The rapid filling and the historically unprecedented outflow of CR have lead us to assume that this event can be considered an intermediate disturbance and, therefore, the biological processes of the aquatic macrophytes could be explained by the intermediate disturbance hypothesis (IDH) [35]. According to this theory, after an intermediate event of alteration of the normality of the environmental conditions, the processes of interespecific interaction are modified, allowing the replacement or coexistence of species. Thereby, new species can colonize these environments, maximizing the richness in the ecosystem. Some researchers associate the IDH not just with a simple understanding of coexistence between species, but to a set of phenomena arising from various mechanisms of coexistence [36]. Anyway, the results of plant cover corroborate the IDH in CR and enhance the inference that interespecific interaction can restructure the aquatic macrophyte community in environments under WLR.

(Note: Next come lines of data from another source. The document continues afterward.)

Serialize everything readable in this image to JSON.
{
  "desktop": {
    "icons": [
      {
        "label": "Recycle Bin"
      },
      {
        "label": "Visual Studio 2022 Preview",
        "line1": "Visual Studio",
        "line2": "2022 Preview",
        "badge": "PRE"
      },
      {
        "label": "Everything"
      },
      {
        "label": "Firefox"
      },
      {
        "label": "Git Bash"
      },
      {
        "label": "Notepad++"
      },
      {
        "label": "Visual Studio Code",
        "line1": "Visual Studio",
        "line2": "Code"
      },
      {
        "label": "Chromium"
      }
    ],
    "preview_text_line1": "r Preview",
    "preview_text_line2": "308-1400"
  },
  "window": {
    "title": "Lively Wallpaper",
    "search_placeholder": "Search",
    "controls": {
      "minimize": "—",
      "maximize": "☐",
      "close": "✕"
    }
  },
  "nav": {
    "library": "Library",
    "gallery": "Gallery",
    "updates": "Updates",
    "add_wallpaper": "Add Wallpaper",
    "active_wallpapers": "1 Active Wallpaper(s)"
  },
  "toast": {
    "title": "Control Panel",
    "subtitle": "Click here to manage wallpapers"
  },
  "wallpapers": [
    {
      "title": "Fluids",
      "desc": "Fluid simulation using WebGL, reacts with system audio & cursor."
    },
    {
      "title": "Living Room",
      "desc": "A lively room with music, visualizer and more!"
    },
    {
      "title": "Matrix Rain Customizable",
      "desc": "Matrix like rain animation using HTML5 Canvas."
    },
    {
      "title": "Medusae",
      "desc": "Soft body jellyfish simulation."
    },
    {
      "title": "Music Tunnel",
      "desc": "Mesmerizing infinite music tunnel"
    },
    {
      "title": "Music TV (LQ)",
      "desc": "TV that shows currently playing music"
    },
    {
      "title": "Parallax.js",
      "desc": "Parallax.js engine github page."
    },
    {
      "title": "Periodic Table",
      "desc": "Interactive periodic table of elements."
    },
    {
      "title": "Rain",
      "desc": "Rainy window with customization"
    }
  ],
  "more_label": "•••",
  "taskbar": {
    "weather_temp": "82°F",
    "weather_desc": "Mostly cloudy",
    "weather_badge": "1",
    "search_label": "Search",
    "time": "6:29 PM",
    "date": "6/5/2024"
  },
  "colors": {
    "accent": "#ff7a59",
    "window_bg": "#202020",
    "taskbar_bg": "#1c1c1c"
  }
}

The limited variation in species richness and composition among the four sampling expeditions in the post-WLR period in CR suggests that this type of event could definitively restructure the aquatic vegetation. We believe that this restructuring is derived from increased potential niches and greater complexity of interespecific relationships [10,12-15].

5. Conclusions

In synthesis, the results of our study suggest that limnological changes derived from WLR indirectly influence the structuring of aquatic macrophyte communities. Our results suggest that the limnological changes in CR interfere in the processes of interspecific competition and, consecutively, lead to an increase in species richness and a change in species composition. In the case of rapid WLRs (e.g., what occurred in CR), the ecological processes of the aquatic macrophyte communities can be explained by the IDH, and they can definitively restructure the aquatic vegetation.